As Cardinals’ season ends, impossible not to wonder what might have been
The final play of the Arizona Cardinals’ season was symbolic of the season’s depressing direction. After Ryan Lindley completed a 5-yard pass to John Brown as time expired, Brown lateraled to receiver Michael Floyd and a series of subsequent laterals allowed six different Cardinals to touch the ball on a play that lost 19 yards.
In the end, there weren’t enough able bodies for Arizona to climb out of an impossible situation.
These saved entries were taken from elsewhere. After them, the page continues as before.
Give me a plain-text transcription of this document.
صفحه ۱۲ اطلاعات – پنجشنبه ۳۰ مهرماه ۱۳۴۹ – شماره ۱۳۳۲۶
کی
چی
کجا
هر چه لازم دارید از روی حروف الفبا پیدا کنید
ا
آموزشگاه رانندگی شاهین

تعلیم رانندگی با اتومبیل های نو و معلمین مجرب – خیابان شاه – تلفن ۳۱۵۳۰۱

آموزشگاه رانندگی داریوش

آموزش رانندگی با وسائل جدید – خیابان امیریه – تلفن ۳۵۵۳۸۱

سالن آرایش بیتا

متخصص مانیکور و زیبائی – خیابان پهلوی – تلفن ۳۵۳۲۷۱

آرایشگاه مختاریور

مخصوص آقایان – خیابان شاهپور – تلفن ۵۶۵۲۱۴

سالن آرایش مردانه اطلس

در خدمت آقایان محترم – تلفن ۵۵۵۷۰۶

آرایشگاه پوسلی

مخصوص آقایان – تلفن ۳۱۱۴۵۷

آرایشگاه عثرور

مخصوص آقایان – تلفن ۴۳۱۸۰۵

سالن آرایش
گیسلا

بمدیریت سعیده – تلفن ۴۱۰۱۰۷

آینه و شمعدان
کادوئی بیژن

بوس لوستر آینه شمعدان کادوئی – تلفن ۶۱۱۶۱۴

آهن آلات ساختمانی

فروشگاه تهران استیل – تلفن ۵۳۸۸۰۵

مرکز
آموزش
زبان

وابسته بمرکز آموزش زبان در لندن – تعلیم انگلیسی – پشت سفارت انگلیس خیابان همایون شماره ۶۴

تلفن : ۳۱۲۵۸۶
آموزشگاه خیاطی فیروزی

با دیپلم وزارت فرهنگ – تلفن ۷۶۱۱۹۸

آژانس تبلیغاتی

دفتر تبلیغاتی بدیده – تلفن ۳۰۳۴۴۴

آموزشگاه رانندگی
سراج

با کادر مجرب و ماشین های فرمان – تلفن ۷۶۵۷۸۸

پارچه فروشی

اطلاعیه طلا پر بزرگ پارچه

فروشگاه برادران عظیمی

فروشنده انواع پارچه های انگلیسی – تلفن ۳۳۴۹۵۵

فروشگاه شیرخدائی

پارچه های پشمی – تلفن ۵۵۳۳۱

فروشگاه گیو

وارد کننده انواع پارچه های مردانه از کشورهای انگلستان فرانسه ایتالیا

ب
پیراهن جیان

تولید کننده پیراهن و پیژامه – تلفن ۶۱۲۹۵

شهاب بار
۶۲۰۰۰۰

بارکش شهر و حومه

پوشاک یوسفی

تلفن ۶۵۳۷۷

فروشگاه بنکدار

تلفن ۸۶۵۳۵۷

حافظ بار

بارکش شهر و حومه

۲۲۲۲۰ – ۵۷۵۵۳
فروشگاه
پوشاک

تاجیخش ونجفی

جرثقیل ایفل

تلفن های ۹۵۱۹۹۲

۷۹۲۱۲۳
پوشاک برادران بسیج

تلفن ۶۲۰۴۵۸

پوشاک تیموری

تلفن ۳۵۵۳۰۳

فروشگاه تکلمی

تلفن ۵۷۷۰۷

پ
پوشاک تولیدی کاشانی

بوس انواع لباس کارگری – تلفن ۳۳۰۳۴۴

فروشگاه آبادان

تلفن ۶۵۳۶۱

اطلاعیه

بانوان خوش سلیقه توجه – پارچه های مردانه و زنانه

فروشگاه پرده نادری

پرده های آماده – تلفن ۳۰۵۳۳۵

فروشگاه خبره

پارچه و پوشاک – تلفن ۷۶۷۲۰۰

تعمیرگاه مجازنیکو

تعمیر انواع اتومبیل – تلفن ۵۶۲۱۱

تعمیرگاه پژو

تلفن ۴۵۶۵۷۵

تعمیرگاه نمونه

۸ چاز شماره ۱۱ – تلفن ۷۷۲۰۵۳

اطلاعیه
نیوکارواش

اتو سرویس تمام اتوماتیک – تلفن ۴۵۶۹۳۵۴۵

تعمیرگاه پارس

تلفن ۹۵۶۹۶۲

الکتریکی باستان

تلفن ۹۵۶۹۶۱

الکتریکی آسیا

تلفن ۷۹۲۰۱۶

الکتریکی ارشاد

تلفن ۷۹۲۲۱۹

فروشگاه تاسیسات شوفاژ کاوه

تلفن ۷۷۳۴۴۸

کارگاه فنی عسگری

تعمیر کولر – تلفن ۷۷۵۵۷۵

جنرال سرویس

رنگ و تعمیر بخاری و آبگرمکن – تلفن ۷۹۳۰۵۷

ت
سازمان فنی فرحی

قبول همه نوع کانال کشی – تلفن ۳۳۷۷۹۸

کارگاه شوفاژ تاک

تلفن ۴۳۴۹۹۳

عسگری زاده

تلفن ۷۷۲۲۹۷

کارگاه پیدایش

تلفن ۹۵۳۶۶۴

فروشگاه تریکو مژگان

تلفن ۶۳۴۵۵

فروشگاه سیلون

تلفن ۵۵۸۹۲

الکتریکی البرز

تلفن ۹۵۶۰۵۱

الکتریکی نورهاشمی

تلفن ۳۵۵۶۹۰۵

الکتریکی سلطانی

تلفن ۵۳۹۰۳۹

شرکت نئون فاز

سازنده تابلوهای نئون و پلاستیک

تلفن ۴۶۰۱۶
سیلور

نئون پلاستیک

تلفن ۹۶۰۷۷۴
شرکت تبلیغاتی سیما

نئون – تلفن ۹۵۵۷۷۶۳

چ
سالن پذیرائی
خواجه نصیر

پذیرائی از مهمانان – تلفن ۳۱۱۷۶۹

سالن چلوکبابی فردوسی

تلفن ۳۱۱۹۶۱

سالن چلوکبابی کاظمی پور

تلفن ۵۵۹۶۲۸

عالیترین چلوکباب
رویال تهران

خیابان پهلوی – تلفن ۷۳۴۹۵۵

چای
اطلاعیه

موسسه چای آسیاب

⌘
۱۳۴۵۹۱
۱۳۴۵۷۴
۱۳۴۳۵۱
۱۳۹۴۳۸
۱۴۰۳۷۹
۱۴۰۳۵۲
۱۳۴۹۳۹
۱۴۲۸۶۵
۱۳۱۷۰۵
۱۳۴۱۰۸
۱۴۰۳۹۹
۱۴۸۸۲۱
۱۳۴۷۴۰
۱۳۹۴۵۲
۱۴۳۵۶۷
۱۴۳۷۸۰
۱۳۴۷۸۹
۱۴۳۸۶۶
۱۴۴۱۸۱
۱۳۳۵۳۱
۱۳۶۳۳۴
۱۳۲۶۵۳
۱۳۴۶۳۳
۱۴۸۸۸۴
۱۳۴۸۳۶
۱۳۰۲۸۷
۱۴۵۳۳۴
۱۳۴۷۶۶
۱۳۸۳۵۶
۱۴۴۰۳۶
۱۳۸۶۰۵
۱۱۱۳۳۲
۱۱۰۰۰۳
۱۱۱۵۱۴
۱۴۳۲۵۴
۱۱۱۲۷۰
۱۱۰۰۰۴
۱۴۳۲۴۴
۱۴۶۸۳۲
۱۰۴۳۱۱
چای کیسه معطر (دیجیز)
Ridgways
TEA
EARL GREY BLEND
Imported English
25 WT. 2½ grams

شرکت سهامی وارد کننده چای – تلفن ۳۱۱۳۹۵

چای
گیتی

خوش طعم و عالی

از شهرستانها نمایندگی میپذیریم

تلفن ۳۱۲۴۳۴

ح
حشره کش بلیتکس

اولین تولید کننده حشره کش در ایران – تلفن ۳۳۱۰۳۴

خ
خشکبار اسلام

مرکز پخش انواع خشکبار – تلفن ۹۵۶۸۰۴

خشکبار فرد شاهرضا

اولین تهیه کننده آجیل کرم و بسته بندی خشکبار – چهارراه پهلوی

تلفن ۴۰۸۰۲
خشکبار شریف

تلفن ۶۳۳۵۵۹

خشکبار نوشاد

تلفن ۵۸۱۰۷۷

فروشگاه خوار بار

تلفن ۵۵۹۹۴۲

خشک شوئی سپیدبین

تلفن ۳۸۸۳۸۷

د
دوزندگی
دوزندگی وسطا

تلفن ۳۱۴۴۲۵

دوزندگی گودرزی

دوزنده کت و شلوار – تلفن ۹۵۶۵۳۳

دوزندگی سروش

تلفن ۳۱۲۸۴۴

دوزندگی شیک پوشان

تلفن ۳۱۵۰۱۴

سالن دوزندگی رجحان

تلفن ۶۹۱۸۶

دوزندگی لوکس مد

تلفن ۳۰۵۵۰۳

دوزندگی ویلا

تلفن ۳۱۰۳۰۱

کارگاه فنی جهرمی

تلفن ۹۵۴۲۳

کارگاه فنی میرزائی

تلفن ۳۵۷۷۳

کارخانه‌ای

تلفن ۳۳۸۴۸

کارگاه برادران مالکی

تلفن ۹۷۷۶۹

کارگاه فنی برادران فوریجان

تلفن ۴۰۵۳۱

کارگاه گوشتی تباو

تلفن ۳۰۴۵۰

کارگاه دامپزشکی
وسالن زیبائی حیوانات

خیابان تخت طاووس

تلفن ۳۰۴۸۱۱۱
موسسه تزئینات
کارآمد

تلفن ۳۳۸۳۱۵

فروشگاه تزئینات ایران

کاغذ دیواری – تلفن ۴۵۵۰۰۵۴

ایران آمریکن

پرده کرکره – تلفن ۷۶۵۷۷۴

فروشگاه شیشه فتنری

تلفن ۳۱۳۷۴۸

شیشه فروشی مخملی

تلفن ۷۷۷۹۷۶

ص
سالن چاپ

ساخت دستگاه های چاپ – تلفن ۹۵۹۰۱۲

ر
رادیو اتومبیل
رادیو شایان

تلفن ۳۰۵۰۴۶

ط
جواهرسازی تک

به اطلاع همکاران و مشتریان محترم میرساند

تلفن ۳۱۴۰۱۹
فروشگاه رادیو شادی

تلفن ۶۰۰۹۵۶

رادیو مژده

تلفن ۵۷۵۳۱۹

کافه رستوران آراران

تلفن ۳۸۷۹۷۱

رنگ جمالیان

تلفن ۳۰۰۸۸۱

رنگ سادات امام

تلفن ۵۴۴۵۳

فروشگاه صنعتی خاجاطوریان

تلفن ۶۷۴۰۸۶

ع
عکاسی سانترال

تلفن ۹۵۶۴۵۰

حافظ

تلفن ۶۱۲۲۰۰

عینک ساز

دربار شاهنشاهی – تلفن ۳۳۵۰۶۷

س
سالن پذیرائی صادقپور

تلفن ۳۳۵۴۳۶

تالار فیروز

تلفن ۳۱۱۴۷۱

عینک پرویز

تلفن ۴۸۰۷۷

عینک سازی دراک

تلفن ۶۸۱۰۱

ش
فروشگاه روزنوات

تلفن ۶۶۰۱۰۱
An improbable year of overcoming injuries ended with the worst offensive output in NFL playoff history and a 27-16 Carolina Panthers’ victory in an NFC wild-card game Saturday in Charlotte, N.C.
"The end is never fun," coach Bruce Arians said.
"You never want a season like this to end with some of the great things this team has accomplished and what they overcame. I don’t know if I’ve ever been prouder of a group of guys that go out and fight every week, and we fought our ass off again tonight. We just didn’t make enough plays down the stretch."
It would be pointless to dwell on the factors that doomed the Cardinals in Carolina.
— Punter Drew Butler was a disaster with nine punts for an average of 34.8 yards. The Cardinals have really missed starter Daze Zastudil, who is on injured reserve with a groin issue.
— Quarterback Ryan Lindley was no better, completing 16 of 28 passes for 82 yards with a TD and two huge second-half interceptions.
— The run game netted 27 yards, the officials missed a litany of calls and return man Ted Ginn committed a game-clinching fumble just after Carolina had taken a 20-14 lead early in the third quarter.
The truth, however, is that this game was lost when starting quarterback Carson Palmer went down for the season on Nov. 9 with an ACL tear, and backup Drew Stanton joined him on the shelf with sprained knee ligaments suffered Dec. 11.
If either of those players had stayed healthy, it was fair to imagine the Cardinals locking up the NFC West, the conference’s No. 1 seed and home-field advantage throughout the playoffs. If Palmer had stayed healthy, it was even fair to think this team could have hosted the Super Bowl at University of Phoenix Stadium.
The Cardinals were 9-1 after 10 games, and they had a three-game lead on the rest of the conference. Everything seemed to be lining up for a special season.
But fate wasn’t kind. The season-long suspension of inside linebacker Daryl Washington, the season-ending concussion for 2014 sacks leader John Abraham, the season-ending ACL tear to defensive tackle Darnell Dockett and the season-ending sports hernia to starting running back Andre Ellington would seem to have filled the Cardinals’ bad-luck quota.
But this is a quarterback-driven league. Without a starter or a backup, no team has a legitimate chance to make a deep playoff run. That was painfully apparent with Lindley, whose two touchdowns drives came via Carolina miscues and short fields.
The only thing Lindley managed to do well in the first half was avoid turnovers when the Cardinals took a 14-13 lead to the locker room. But with the Cardinals poised to pull within one score early in the fourth quarter, Lindley threw a terrible interception to linebacker Luke Kuechly.
When Carolina punter Brad Nortman mishandled a punt late in the game, giving Arizona the ball at the Panthers’ 47-yard line, Lindley underthrew receiver Larry Fitzgerald, Kuechly tipped the ball and free safety Tre Boston secured the game with another interception.
"Those two turnovers, at that point in the game when we’ve got a lot of momentum, getting the ball in the red zone there, we’ve got to get a play," Lindley said. "You’ve got to live to find another day. It’s first down, can’t force stuff like that."
The temptation now is to believe the Cardinals are set up for future playoff runs. They have a team president in Michael Bidwill who is competitive and driven to win. They have a general manager in Steve Keim who probably waited longer than he should have for his opportunity, given his early success at identifying and acquiring talent and depth. They have Bruce Arians, whose only legitimate competition for coach of the year honors comes from Dallas’ Jason Garrett.
But that is too sunny a forecast, too blind a perspective. As noted earlier, this is a quarterback-driven league. If Palmer doesn’t recover from his injury and regain his form, the Cardinals will be back to square one. Palmer is 35 years old. He carries no guarantees.
Even he seemed to understand that his best shot at a Super Bowl may have been lost when he limped in to address the media in Tempe, less than 24 hours after his season had ended.
"I cried like a baby last night," Palmer said.
A lot of Cardinals fans probably did the same Saturday night. This season was a mixture of reverence and remorse. The Cardinals produced a wondrous 11-5 record against incredible odds. No one can discount or discredit that.
But they missed one of only two legitimate opportunities this franchise has ever had to win a Super Bowl. It’s impossible not to think about what might have been.